A quelques jours de l'inauguration de l'Exposition universelle de Shanghai, le 1er mai, la nervosité des autorités est palpable alors que de l'aveu même des organisateurs entre 10 et 20% de la centaine de pavillons ne seront pas prêts à temps. Une journée de «pré-ouverture», mardi dernier, réservée à 200?000 Shanghaïens s'est par ailleurs soldée par un flot de critiques, en partie relayées dans la presse officielle: queues interminables pour l'accès au site, puis aux quelques pavillons nationaux ouverts ce jours-là dont certains n'étaient pas achevés, contrôles de sécurité défaillants.
Les organisateurs attendent jusqu'à 600?000 visiteurs pour les jours de pointes, et 70 à 100 millions de personnes durant six mois. Les responsables de la communication, ces derniers jours, préfèrent se murer dans le silence avec pour conséquence la difficulté pour les journalistes d'obtenir un visa. Les diplomates répondent que tout sera prêt à temps en rappelant que la Chine est le premier pays en voie de développement à organiser un tel événement.
Ce retard n'a rien d'exceptionnel pour une exposition universelle. Les deux dernières éditions, à Hanovre et Aichi (Japon), ont connu les mêmes mésaventures. Ce qui paraît naturel ailleurs a pourtant le don de crisper un pouvoir chinois qui déteste les imprévus. Ce contretemps passe d'autant moins bien que Shanghai a claironné ses ambitions en organisant la plus grande exposition universelle de tous les temps, avec un nombre record de pavillons et de chefs d'Etat qui ont annoncé leur venue.
Le poids symbolique et politique particulier de cet événement - qui s'inscrit dans une stratégie diplomatique de soft power - multiplie d'autant les occasions de perdre la face pour le Parti communiste chinois. Le contraste est de ce point de vue frappant avec les Jeux olympiques de Pékin, en 2008, pour lesquels toutes les installations étaient réalisées au moins six mois à l'avance.

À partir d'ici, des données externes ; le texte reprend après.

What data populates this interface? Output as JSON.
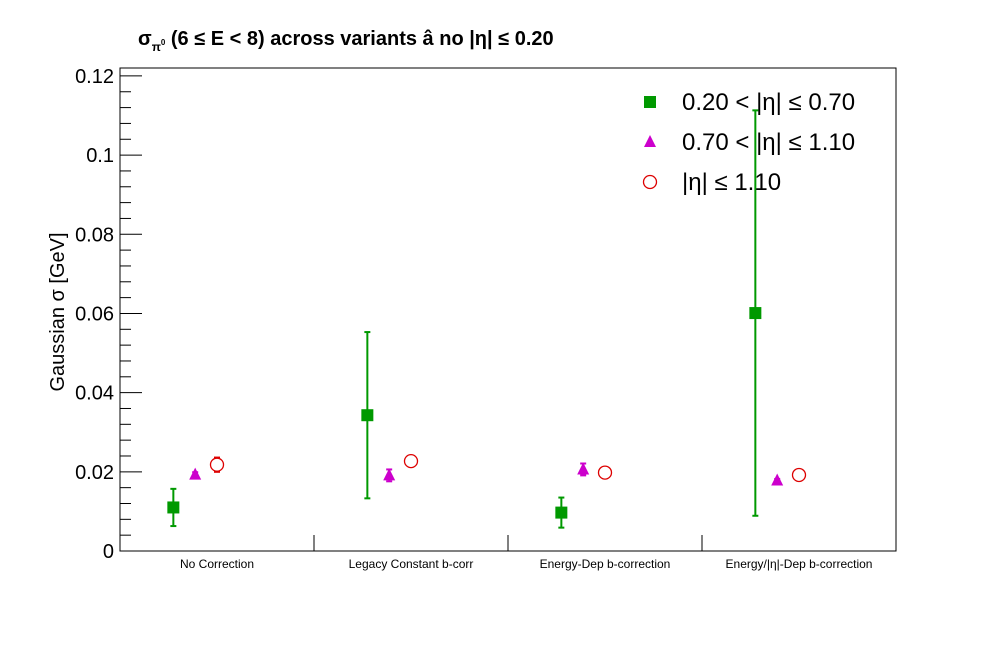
{
  "chart_data": {
    "type": "scatter",
    "title": {
      "sigma": "σ",
      "sub": "π",
      "sup": "0",
      "rest": " (6 ≤ E < 8) across variants  â  no |η| ≤ 0.20"
    },
    "ylabel": "Gaussian σ  [GeV]",
    "xlabel": "",
    "ylim": [
      0,
      0.122
    ],
    "y_ticks": [
      "0",
      "0.02",
      "0.04",
      "0.06",
      "0.08",
      "0.1",
      "0.12"
    ],
    "y_tick_values": [
      0,
      0.02,
      0.04,
      0.06,
      0.08,
      0.1,
      0.12
    ],
    "categories": [
      "No Correction",
      "Legacy Constant b-corr",
      "Energy-Dep b-correction",
      "Energy/|η|-Dep b-correction"
    ],
    "legend_position": "top-right",
    "grid": false,
    "series": [
      {
        "name": "0.20 < |η| ≤ 0.70",
        "marker": "square",
        "color": "#009900",
        "values": [
          0.011,
          0.0343,
          0.0097,
          0.0601
        ],
        "errors": [
          0.0047,
          0.021,
          0.0038,
          0.0512
        ]
      },
      {
        "name": "0.70 < |η| ≤ 1.10",
        "marker": "triangle",
        "color": "#cc00cc",
        "values": [
          0.0193,
          0.0191,
          0.0206,
          0.0178
        ],
        "errors": [
          0.0006,
          0.0015,
          0.0015,
          0.0004
        ]
      },
      {
        "name": "|η| ≤ 1.10",
        "marker": "open-circle",
        "color": "#dd0000",
        "values": [
          0.0218,
          0.0227,
          0.0198,
          0.0192
        ],
        "errors": [
          0.0018,
          0.0013,
          0.0004,
          0.0004
        ]
      }
    ]
  }
}
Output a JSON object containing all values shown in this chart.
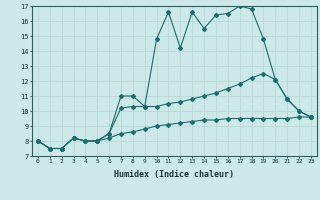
{
  "xlabel": "Humidex (Indice chaleur)",
  "bg_color": "#cce8e8",
  "grid_color": "#b8d8d8",
  "line_color": "#1a6e6e",
  "xlim": [
    -0.5,
    23.5
  ],
  "ylim": [
    7,
    17
  ],
  "xticks": [
    0,
    1,
    2,
    3,
    4,
    5,
    6,
    7,
    8,
    9,
    10,
    11,
    12,
    13,
    14,
    15,
    16,
    17,
    18,
    19,
    20,
    21,
    22,
    23
  ],
  "yticks": [
    7,
    8,
    9,
    10,
    11,
    12,
    13,
    14,
    15,
    16,
    17
  ],
  "line1_x": [
    0,
    1,
    2,
    3,
    4,
    5,
    6,
    7,
    8,
    9,
    10,
    11,
    12,
    13,
    14,
    15,
    16,
    17,
    18,
    19,
    20,
    21,
    22,
    23
  ],
  "line1_y": [
    8.0,
    7.5,
    7.5,
    8.2,
    8.0,
    8.0,
    8.5,
    11.0,
    11.0,
    10.3,
    14.8,
    16.6,
    14.2,
    16.6,
    15.5,
    16.4,
    16.5,
    17.0,
    16.8,
    14.8,
    12.1,
    10.8,
    10.0,
    9.6
  ],
  "line2_x": [
    0,
    1,
    2,
    3,
    4,
    5,
    6,
    7,
    8,
    9,
    10,
    11,
    12,
    13,
    14,
    15,
    16,
    17,
    18,
    19,
    20,
    21,
    22,
    23
  ],
  "line2_y": [
    8.0,
    7.5,
    7.5,
    8.2,
    8.0,
    8.0,
    8.5,
    10.2,
    10.3,
    10.3,
    10.3,
    10.5,
    10.6,
    10.8,
    11.0,
    11.2,
    11.5,
    11.8,
    12.2,
    12.5,
    12.1,
    10.8,
    10.0,
    9.6
  ],
  "line3_x": [
    0,
    1,
    2,
    3,
    4,
    5,
    6,
    7,
    8,
    9,
    10,
    11,
    12,
    13,
    14,
    15,
    16,
    17,
    18,
    19,
    20,
    21,
    22,
    23
  ],
  "line3_y": [
    8.0,
    7.5,
    7.5,
    8.2,
    8.0,
    8.0,
    8.2,
    8.5,
    8.6,
    8.8,
    9.0,
    9.1,
    9.2,
    9.3,
    9.4,
    9.4,
    9.5,
    9.5,
    9.5,
    9.5,
    9.5,
    9.5,
    9.6,
    9.6
  ]
}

L'effort de Shanghai pour réaliser cette exposition n'en est pas moins extraordinaire et se chiffre en dizaines de milliards de francs. La transformation de la ville s'est accélérée avec le développement des transports publics. Les retards de construction du site de l'exposition concerne surtout les pavillons nationaux dont l'exécution n'est pas du ressort du comité d'organisation. La crise économique n'a pas facilité la tâche. A cet égard le cas du pavillon américain est exemplaire. Mort-né il y a un peu plus d'un an, il a été sauvé par l'activisme d'Hillary Clinton qui a compris l'importance pour la Chine d'une forte présence américaine à Shanghai. Washington interdisant l'apport de fonds publics pour ces manifestations, ce sont finalement, pour l'essentiel, des Chinois installés aux Etats-Unis qui ont réuni l'argent nécessaire à sa réalisation.
Certains observateurs s'interrogent toutefois sur les conséquences du limogeage pour corruption du «boss» de Shanghai, Chen Liangyu, l'ancien chef du Parti de la ville, fin 2006. Cette affaire aux relents de règlements de compte politique a temporairement paralysé la ville et pourrait aussi expliquer un certain retard de l'organisation de l'exposition.
Aujourd'hui, Shanghai fait tout pour sauver les apparences: des fleurs poussent dans toute la ville, et des milliers de maisons bénéficient d'un ravalement de façade. Parfois de façon absurde. Ainsi, aux abords du pavillon chinois, dans un ancien quartier industriel, des maisons vidées de leurs locataires pour les besoins de l'exposition mais qui n'ont pu être détruites à temps sont repeintes. Les Shanghaïens sont invités à sourire, à être polis et «civilisés» avec les étrangers et à faire la queue pour prendre le métro.
La sécurité est stricte. Dans les rues, on croise des patrouilles de policiers, de militaires, de policiers militaires, et plus d'un million de «bénévoles» quadrillent les quartiers pour dénoncer toute activité suspecte. Si la bonne exécution des travaux de l'exposition a échappé à la vigilance des planificateurs, le bureau de la météorologie de Shanghai promet pour sa part peu de pluie durant les six prochains mois. La métropole compte bien contrôler le ciel.